Let's prepare the JSON file we need to execute a message on Wasmd:
export EXECUTE_MSG='{"send_message":{"channel":"channel-0","message":"hello IBC"}}'
And similarly use the channel query from above to set the port IDs as environment variables: ETH_PORT and WASM_PORT.
Now use the following command to send the packet from the Wasmd chain (pay attention to have all the args present!):
ibctl exec wasm wasmd tx wasm execute wasm14hj2tavq8fpesdwxxcu44rty3hh90vhujrvcmstl4zr3txmfvw9s0phg4d $EXECUTE_MSG -- --from wasm158z04naus5r3vcanureh7u0ngs5q4l0gkwegr4 --keyring-backend test --chain-id wasm --gas auto --gas-adjustment 1.2 --yes
You should see the transaction confirmed in the terminal output, although this does not show you much about the IBC packet yet.

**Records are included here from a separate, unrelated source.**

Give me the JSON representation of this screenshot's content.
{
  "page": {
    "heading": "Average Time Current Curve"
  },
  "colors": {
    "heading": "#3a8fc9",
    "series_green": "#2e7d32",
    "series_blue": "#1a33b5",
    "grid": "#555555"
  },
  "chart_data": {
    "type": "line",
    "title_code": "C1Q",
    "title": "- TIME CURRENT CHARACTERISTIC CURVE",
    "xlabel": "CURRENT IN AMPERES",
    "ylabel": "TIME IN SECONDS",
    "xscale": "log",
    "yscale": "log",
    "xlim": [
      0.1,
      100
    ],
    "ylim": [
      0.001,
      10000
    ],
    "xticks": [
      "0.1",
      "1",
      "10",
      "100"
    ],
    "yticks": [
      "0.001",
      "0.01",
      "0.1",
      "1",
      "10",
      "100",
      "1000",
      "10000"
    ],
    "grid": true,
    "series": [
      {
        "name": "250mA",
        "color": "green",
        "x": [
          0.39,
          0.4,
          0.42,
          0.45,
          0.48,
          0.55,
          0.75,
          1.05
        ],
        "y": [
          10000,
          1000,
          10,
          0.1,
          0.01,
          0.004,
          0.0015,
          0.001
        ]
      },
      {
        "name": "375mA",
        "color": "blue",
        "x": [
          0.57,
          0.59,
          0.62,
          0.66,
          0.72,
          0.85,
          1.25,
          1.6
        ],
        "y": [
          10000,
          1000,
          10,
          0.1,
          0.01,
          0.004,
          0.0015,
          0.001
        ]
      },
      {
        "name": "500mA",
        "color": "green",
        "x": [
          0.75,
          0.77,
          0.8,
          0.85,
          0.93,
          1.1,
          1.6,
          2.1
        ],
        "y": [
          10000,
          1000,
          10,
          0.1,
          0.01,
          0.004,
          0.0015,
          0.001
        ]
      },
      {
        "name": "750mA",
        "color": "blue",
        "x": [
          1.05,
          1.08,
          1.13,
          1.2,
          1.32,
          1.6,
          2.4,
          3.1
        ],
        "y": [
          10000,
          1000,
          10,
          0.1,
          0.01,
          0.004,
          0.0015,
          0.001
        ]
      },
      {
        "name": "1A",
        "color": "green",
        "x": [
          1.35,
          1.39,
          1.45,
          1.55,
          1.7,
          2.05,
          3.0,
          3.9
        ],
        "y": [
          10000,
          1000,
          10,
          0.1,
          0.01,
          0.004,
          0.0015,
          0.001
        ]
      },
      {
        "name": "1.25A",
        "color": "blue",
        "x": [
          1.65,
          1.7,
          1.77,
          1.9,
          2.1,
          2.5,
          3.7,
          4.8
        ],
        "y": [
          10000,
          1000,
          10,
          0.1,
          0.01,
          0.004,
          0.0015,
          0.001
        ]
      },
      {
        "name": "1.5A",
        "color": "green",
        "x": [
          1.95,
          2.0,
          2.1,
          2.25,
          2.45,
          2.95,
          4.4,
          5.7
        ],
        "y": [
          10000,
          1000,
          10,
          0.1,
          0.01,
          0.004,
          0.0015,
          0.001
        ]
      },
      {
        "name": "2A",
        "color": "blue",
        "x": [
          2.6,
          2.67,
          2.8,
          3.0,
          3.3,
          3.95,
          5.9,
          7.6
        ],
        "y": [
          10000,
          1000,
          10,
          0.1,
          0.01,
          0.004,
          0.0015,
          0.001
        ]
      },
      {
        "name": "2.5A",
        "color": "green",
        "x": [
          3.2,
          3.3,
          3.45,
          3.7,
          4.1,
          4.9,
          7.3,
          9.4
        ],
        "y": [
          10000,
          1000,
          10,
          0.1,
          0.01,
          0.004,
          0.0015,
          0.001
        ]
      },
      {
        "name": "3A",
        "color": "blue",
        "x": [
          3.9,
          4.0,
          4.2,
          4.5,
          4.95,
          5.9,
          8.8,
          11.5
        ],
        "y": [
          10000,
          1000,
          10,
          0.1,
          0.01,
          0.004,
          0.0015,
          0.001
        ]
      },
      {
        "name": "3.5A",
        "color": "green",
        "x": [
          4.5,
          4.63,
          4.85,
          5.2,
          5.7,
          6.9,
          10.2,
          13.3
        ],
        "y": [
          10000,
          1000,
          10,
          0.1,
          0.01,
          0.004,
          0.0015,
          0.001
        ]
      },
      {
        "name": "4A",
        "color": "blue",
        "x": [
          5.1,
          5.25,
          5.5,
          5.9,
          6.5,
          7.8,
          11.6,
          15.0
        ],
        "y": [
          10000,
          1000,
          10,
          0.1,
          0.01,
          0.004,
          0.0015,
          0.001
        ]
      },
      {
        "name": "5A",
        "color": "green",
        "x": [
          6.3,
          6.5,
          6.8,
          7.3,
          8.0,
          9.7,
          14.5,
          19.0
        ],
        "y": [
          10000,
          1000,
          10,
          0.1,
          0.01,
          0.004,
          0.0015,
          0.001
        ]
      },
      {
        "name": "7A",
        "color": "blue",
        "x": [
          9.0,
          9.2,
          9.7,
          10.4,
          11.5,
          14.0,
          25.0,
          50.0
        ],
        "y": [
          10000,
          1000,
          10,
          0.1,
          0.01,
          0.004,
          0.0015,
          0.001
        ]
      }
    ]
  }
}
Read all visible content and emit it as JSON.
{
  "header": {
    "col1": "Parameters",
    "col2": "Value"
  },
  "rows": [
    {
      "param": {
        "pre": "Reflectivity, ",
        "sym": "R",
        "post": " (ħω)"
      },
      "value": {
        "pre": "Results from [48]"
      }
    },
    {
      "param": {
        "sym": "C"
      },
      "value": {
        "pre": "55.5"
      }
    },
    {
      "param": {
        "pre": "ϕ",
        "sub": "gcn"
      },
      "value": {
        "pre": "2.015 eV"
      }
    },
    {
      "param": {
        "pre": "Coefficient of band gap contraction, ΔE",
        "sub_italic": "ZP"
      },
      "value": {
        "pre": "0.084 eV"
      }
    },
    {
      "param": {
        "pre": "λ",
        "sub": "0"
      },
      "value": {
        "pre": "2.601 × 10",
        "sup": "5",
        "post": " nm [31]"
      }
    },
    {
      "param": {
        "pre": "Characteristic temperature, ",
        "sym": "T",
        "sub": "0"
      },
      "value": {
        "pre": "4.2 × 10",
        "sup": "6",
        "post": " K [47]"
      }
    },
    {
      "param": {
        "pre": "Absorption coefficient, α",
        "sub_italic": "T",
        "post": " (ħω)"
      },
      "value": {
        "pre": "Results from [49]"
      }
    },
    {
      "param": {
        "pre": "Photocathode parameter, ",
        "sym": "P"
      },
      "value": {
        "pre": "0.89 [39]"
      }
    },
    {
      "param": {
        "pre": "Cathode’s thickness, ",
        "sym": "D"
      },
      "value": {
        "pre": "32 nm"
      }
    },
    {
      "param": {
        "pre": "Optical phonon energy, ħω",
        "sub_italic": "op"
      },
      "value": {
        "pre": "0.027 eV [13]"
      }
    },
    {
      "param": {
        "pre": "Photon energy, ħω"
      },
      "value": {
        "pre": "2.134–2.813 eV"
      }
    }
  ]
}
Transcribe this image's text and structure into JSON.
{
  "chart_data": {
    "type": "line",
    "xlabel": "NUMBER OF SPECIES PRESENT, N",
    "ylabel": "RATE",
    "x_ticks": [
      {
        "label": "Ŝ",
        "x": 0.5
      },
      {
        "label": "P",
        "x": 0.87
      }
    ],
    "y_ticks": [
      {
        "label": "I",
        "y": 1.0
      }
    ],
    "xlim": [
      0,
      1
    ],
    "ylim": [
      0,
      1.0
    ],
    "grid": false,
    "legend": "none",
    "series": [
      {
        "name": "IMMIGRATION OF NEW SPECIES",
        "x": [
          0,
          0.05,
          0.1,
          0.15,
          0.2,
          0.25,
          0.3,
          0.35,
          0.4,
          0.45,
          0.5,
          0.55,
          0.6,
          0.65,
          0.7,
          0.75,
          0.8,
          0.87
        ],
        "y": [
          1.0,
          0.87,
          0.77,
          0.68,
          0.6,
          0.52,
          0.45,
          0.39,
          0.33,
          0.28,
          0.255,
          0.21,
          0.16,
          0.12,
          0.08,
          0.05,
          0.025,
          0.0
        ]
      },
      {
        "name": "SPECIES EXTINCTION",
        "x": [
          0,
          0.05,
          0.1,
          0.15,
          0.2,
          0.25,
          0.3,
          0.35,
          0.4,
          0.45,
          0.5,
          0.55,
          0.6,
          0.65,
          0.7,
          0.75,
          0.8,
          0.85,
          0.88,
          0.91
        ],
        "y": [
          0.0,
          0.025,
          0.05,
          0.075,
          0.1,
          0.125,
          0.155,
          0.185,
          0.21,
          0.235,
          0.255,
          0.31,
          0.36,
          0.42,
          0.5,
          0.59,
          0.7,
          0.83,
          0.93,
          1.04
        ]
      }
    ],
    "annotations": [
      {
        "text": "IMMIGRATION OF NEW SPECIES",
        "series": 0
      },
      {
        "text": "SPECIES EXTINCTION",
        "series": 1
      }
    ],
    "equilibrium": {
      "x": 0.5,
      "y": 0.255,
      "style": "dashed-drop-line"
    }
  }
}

Instead, run the ibctl tx command with the transaction hash from the output:
ibctl tx wasm <tx-hash>
The terminal output here will show you a lot of information about the transaction, and more importantly, it shows the packet data... .
But this only means that the sending chain has including a commitment to send the packet. How do you know if it got received??
Events and packet tracing​
How to check the status of your IBC packet (with the channel and portIDs from above and sequence number 1)?
There's two types of queries that can help out:
- The
ibctl eventscommand will give an overall view of IBC related events for one particular chain. - The
trace-packetscommand will give an aggregate overview of all packet related (so excluding handshake events) event data for a specific pair of endpoints (chain:channel:port).
Let's try out the packet tracing one:
ibctl trace-packets $'eth:channel-0:polyibc.Ethereum-Devnet.B10c73e50B9bdB51f3504F7104a411174B9C3aa3' $'wasm:channel-0:wasm.wasm.wasm14hj2tavq8fpesdwxxcu44rty3hh90vhujrvcmstl4zr3txmfvw9s0phg4d'
There, you should find confirmation that the packet has been received.
That's it, you've got a packet sent over IBC!
Conclusion​
Hopefully this simple example showcases the benefits of the IBC SDK for cross-chain dapp developers. In a matter of minutes you could run through the setup, mostly work done under the hood by the SDK, and start sending packets to test your applications.